Veamos cuáles eran los sectores cuyos intereses de clase los llevaron a intervenir en la polémica en torno a los saladeros. Tenemos, en primer término, a los hacendados saladeristas, que constituían el sector más concentrado y dinámico de la economía capitalista exportadora; en segundo lugar, a los hacendados abastecedores del mercado interno, que destinaban sus reses a los mataderos, y en tercer lugar, a los comerciantes abastecedores, que no estaban vinculados directamente a la propiedad de la tierra y del ganado, que compraban este último a los hacendados y lo procesaban en los mataderos. Cabría agregar un cuarto grupo, al que genéricamente podemos denominar consumidores, que eran las diferentes clases y grupos sociales de la ciudad que encontraban en la carne su principal alimento.

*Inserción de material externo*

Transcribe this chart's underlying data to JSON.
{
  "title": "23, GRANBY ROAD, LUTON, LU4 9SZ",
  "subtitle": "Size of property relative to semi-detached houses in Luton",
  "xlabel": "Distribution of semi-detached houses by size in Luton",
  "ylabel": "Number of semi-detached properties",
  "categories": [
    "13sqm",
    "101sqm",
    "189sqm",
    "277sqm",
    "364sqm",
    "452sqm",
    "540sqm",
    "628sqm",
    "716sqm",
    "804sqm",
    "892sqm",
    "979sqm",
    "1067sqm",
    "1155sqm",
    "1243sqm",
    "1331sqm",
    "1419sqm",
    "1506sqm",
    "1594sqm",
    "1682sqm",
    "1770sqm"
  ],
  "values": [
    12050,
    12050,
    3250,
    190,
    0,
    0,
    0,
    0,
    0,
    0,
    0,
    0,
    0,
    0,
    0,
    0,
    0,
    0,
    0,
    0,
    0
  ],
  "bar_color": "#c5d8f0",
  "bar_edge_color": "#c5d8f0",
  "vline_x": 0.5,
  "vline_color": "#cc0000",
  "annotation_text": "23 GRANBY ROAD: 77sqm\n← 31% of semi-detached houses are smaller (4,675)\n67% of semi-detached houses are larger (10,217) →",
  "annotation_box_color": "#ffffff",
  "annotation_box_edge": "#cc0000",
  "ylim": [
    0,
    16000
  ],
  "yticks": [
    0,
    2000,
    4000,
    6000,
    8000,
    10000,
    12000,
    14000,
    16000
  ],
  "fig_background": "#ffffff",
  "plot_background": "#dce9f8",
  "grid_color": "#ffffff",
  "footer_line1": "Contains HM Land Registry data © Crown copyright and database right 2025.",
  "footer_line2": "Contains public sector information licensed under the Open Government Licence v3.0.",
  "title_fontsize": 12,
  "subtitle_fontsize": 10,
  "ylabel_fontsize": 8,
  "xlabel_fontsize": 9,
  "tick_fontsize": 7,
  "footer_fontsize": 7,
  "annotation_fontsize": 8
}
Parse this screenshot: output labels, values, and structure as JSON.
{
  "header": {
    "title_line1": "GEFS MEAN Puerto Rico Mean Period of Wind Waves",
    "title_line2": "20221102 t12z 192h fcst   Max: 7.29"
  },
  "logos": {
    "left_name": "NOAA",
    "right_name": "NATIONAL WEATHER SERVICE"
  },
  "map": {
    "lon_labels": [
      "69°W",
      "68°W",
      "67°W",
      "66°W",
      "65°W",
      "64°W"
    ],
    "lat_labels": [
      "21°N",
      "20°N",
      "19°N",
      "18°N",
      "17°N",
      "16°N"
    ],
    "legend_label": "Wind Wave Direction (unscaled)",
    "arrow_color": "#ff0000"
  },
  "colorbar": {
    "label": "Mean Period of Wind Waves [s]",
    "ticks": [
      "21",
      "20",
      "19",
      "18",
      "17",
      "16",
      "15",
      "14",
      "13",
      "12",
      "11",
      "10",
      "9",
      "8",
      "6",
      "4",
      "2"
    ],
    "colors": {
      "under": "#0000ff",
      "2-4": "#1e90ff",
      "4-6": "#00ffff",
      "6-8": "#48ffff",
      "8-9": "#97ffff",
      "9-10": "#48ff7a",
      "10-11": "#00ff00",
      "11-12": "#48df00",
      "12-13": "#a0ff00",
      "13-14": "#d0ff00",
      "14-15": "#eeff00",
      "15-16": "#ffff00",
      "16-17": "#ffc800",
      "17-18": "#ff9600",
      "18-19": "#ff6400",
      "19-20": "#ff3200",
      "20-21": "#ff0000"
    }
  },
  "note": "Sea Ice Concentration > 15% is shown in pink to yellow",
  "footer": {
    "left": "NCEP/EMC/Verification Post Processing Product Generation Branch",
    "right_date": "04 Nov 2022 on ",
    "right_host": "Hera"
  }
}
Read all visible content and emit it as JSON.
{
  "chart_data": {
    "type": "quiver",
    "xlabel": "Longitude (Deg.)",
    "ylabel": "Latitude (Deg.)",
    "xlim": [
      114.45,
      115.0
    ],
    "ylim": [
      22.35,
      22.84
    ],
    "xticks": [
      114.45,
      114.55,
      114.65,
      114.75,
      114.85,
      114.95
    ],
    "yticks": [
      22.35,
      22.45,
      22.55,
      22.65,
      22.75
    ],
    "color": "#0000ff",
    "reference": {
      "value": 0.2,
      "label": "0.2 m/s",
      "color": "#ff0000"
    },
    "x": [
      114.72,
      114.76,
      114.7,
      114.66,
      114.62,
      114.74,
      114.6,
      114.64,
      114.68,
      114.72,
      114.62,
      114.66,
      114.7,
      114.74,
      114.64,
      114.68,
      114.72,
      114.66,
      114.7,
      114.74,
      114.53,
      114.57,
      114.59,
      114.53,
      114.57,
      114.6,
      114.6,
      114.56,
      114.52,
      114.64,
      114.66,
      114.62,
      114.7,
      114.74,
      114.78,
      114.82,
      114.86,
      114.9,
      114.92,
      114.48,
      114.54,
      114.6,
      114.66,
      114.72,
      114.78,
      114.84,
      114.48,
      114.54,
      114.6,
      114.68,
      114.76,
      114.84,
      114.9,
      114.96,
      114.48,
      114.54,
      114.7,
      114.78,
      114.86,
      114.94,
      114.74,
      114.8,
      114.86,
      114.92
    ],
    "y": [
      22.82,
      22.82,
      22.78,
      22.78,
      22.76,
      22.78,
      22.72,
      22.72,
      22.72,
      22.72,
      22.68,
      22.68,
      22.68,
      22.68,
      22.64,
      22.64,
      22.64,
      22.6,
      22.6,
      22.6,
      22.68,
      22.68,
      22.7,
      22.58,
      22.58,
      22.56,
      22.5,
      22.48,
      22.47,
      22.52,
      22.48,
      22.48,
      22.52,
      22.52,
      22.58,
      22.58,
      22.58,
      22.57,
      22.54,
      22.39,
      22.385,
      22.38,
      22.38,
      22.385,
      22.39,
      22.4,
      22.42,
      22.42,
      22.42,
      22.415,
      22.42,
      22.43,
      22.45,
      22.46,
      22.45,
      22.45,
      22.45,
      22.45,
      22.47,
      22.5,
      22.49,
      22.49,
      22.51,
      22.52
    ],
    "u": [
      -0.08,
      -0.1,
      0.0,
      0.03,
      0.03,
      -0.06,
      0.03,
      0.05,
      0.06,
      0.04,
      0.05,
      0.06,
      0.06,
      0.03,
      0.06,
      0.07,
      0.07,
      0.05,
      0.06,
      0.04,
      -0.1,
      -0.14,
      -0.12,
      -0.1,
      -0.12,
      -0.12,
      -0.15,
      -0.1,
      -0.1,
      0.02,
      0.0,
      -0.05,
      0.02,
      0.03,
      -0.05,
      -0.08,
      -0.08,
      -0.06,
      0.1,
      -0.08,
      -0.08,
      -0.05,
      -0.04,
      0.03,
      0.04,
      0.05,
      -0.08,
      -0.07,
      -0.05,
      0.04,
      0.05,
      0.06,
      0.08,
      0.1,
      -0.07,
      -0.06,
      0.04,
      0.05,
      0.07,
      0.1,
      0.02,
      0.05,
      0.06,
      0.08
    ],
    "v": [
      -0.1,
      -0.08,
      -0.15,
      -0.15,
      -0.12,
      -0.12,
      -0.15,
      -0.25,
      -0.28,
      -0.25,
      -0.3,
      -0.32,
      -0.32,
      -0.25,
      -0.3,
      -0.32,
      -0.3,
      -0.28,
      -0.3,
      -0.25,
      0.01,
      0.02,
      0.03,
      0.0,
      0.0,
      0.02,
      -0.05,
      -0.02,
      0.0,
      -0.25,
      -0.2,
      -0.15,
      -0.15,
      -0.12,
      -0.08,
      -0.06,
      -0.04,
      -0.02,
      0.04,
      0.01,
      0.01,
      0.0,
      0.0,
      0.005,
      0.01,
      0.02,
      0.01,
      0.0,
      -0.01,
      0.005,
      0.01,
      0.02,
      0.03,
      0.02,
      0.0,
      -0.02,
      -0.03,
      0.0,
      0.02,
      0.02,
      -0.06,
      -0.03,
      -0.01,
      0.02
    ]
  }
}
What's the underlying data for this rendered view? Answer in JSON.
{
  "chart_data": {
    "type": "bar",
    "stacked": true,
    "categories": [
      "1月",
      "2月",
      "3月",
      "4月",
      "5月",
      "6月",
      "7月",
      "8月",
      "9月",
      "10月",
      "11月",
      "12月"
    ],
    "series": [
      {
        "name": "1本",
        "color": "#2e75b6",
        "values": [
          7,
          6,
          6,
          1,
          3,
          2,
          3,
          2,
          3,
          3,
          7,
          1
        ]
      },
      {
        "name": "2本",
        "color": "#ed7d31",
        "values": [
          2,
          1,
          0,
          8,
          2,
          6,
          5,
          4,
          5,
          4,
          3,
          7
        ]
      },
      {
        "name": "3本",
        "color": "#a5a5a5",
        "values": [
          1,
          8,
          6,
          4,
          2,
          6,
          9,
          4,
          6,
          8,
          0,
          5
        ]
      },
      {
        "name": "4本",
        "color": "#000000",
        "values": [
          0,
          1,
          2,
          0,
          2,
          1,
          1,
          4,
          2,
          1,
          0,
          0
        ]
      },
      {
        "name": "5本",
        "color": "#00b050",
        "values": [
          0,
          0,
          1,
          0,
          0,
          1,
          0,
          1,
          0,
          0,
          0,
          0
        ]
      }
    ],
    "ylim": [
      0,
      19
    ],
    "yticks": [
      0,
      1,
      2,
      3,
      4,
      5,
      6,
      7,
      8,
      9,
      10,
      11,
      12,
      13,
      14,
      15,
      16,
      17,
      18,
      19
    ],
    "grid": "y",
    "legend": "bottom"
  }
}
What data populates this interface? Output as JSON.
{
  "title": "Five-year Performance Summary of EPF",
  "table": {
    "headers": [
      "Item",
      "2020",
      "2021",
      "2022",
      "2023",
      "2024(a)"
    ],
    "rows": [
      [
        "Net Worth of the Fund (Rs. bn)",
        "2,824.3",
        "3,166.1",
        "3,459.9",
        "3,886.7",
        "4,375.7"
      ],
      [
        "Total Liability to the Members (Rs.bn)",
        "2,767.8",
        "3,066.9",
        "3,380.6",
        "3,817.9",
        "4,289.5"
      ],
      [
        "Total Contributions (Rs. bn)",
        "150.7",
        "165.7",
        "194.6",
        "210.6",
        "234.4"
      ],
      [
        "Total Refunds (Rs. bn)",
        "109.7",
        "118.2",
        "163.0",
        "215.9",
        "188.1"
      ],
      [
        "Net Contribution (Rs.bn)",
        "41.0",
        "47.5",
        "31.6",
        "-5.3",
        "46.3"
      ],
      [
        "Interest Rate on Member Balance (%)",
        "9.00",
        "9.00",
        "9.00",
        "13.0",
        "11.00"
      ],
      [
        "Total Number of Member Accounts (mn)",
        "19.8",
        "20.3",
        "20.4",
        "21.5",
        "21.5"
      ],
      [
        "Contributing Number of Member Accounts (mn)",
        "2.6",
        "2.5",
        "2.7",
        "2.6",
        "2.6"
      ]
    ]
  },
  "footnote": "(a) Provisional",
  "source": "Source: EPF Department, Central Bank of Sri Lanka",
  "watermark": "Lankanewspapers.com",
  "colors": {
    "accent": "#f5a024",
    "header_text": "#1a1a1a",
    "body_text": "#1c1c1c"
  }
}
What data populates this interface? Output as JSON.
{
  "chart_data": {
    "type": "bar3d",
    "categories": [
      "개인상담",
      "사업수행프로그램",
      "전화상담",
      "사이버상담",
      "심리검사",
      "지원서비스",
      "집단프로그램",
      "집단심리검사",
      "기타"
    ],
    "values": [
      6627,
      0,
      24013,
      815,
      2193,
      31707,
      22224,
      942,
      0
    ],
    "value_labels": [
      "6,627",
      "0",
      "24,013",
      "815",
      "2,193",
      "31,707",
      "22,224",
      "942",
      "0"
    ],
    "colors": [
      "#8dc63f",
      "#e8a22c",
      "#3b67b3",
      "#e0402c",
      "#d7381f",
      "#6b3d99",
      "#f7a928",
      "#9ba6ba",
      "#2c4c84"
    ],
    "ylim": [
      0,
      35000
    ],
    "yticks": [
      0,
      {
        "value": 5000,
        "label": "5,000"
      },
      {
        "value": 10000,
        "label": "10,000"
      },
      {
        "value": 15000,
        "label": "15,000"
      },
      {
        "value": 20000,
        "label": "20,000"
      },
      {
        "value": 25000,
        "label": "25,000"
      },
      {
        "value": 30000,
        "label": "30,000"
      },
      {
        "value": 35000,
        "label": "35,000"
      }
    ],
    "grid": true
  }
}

Juan Manuel de Rosas, como hacendado y saladerista, defendió a los saladeros, argumentando que ellos no eran los responsables de la escasez de carne en el mercado. Si esta escaseaba, se debía a otros factores: a) a que en la campaña existía una extensa población de “vagos y malentretenidos” que se apropiaban (robaban) el ganado de los hacendados disminuyendo el stock vacuno de las estancias; b) las depredaciones periódicas de los indios, que asolaban a las estancias y que arreaban ganado hacia el territorio indígena, más allá de la frontera; c) a las especulaciones de los abastecedores, que se aprovechaban de la situación y no abastecían a los mataderos e incrementaban el precio de la carne. Independientemente de lo acertado o no de estos argumentos de Rosas, que eran los argumentos y la voz de los hacendados saladeristas, lo cierto es –como decíamos más arriba– que Pueyrredón resolvió clausurar los saladeros. Esta medida nos parece relevante para pensar el vínculo entre las clases y el Estado.
Tradicionalmente se ha interpretado esta relación señalando que, después de la Revolución de Mayo, quienes acceden al poder del Estado son los representantes de la burguesía comercial. Consecuentemente, los hacendados o burguesía terrateniente constituían por entonces una clase subordinada, que recién ascendería al poder del Estado después de la crisis de 1820. Sin embargo, los trabajos de Fabián Harari respecto de la Revolución de Mayo nos llevan a pensar a los hacendados en armas como la principal clase que está detrás del proceso revolucionario y a considerar su ascenso al poder del Estado en 1810. Ahora bien, si esto es así, ¿cómo explicar la clausura de los saladeros en 1817?
Podríamos apuntar lo siguiente: por un lado, no todos los hacendados eran saladeristas; en la polémica en torno a los saladeros, los hacendados abastecedores se pronunciaron en contra de aquellos establecimientos, todo lo cual nos indica la existencia en el seno de la burguesía terrateniente de diversas capas y fracciones; por otro lado, aunque los hacendados hayan accedido al poder del Estado después de la Revolución de Mayo, eso no quiere decir que monopolizasen el poder estatal y que no lo tuviesen que compartir con fracciones de la burguesía comercial, lo que explicaría la oposición de los abastecedores a la actividad de los saladeros; finalmente, la clausura fue solo temporaria, para 1819 la misma ya se había levantado y los saladeros estaban en plena actividad productiva.
En perspectiva, los saladeros se convertirían en la principal industria de la Buenos Aires criolla.

Fuentes consultadas
Montoya, A. Historia de los saladeros argentinos. Buenos Aires, El coloquio, 1970.